The block~ object, in the subwindow, is invoked with a second argument which specifies an overlap factor of 4. This dictates that the sub-window will run four times every samples, at even intervals of 128 samples. The inlet~ object does the necessary buffering and rearranging of samples so that its output always gives the 512 latest samples of input in order. In the other direction, the outlet~ object adds segments of its previous four inputs to carry out the overlap-add scheme shown in Figure 9.4.
The 512-sample blocks are multiplied by the Hann window both at the input and the output. If the rfft~ and rifft~ objects were connected without any modifications in between, the output would perfectly reconstruct the input.
A modification is applied, however: we simply multiply each channel by a (positive real-valued) gain. The complex-valued amplitude for each channel is scaled by separately multiplying the real and imaginary parts by the gain.
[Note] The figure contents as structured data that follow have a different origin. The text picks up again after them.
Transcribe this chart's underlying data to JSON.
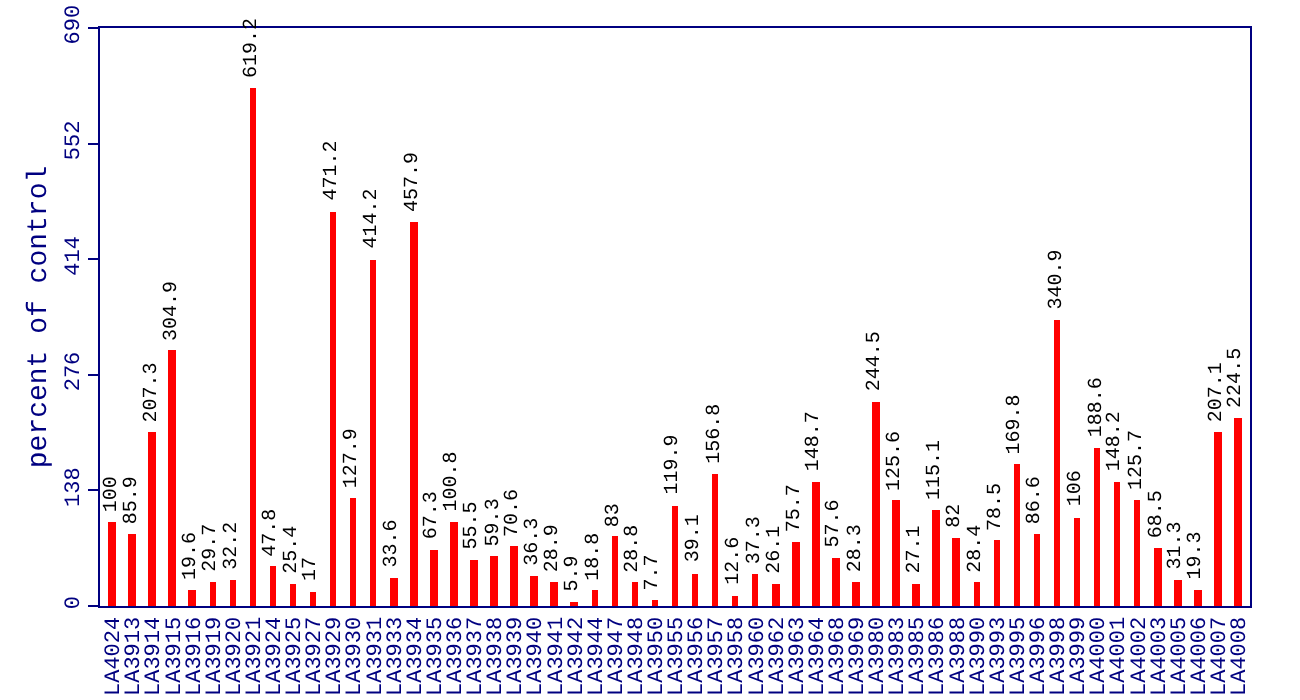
{
  "chart_data": {
    "type": "bar",
    "ylabel": "percent of control",
    "categories": [
      "LA4024",
      "LA3913",
      "LA3914",
      "LA3915",
      "LA3916",
      "LA3919",
      "LA3920",
      "LA3921",
      "LA3924",
      "LA3925",
      "LA3927",
      "LA3929",
      "LA3930",
      "LA3931",
      "LA3933",
      "LA3934",
      "LA3935",
      "LA3936",
      "LA3937",
      "LA3938",
      "LA3939",
      "LA3940",
      "LA3941",
      "LA3942",
      "LA3944",
      "LA3947",
      "LA3948",
      "LA3950",
      "LA3955",
      "LA3956",
      "LA3957",
      "LA3958",
      "LA3960",
      "LA3962",
      "LA3963",
      "LA3964",
      "LA3968",
      "LA3969",
      "LA3980",
      "LA3983",
      "LA3985",
      "LA3986",
      "LA3988",
      "LA3990",
      "LA3993",
      "LA3995",
      "LA3996",
      "LA3998",
      "LA3999",
      "LA4000",
      "LA4001",
      "LA4002",
      "LA4003",
      "LA4005",
      "LA4006",
      "LA4007",
      "LA4008"
    ],
    "values": [
      100,
      85.9,
      207.3,
      304.9,
      19.6,
      29.7,
      32.2,
      619.2,
      47.8,
      25.4,
      17,
      471.2,
      127.9,
      414.2,
      33.6,
      457.9,
      67.3,
      100.8,
      55.5,
      59.3,
      70.6,
      36.3,
      28.9,
      5.9,
      18.8,
      83,
      28.8,
      7.7,
      119.9,
      39.1,
      156.8,
      12.6,
      37.3,
      26.1,
      75.7,
      148.7,
      57.6,
      28.3,
      244.5,
      125.6,
      27.1,
      115.1,
      82,
      28.4,
      78.5,
      169.8,
      86.6,
      340.9,
      106,
      188.6,
      148.2,
      125.7,
      68.5,
      31.3,
      19.3,
      207.1,
      224.5
    ],
    "color": "#ff0000",
    "ylim": [
      0,
      690
    ],
    "yticks": [
      0,
      138,
      276,
      414,
      552,
      690
    ],
    "data_labels": true,
    "grid": false
  }
}
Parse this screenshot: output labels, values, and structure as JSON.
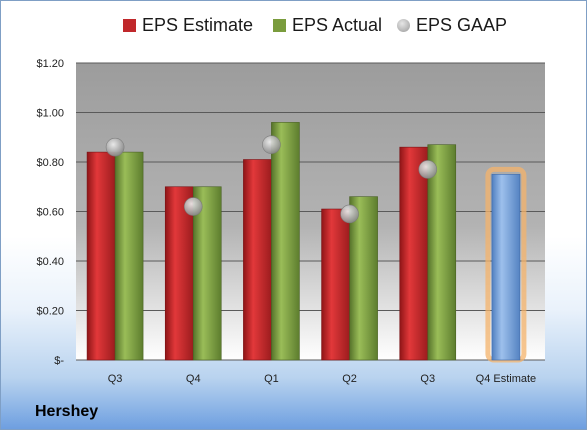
{
  "chart_data": {
    "type": "bar",
    "categories": [
      "Q3",
      "Q4",
      "Q1",
      "Q2",
      "Q3",
      "Q4 Estimate"
    ],
    "series": [
      {
        "name": "EPS Estimate",
        "values": [
          0.84,
          0.7,
          0.81,
          0.61,
          0.86,
          null
        ],
        "color": "#c0282b"
      },
      {
        "name": "EPS Actual",
        "values": [
          0.84,
          0.7,
          0.96,
          0.66,
          0.87,
          null
        ],
        "color": "#7a9c3d"
      },
      {
        "name": "EPS GAAP",
        "type": "scatter",
        "values": [
          0.86,
          0.62,
          0.87,
          0.59,
          0.77,
          null
        ],
        "color": "#a7a7a7"
      },
      {
        "name": "",
        "values": [
          null,
          null,
          null,
          null,
          null,
          0.75
        ],
        "color": "#6f9bd6",
        "highlight": "#f4b36b"
      }
    ],
    "y_tick_labels": [
      "$-",
      "$0.20",
      "$0.40",
      "$0.60",
      "$0.80",
      "$1.00",
      "$1.20"
    ],
    "ylim": [
      0,
      1.2
    ],
    "grid": true,
    "legend_position": "top",
    "footer": "Hershey"
  }
}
The gain (which is different for each channel) comes from another table, named ``$0-gain". The result is a graphical equalization filter; by mousing in the graphical window for this table, you can design gain-frequency curves.
There is an inherent delay introduced by using block~ to increase the block size (but none if it is used, as shown in Chapter 7, to reduce block size relative to the parent window.) The delay can be measured from the inlet to the outlet of the sub-patch, and is equal to the difference of the two block sizes. In this example the buffering delay is 512-64=448 samples. Blocking delay does not depend on overlap, only on block sizes.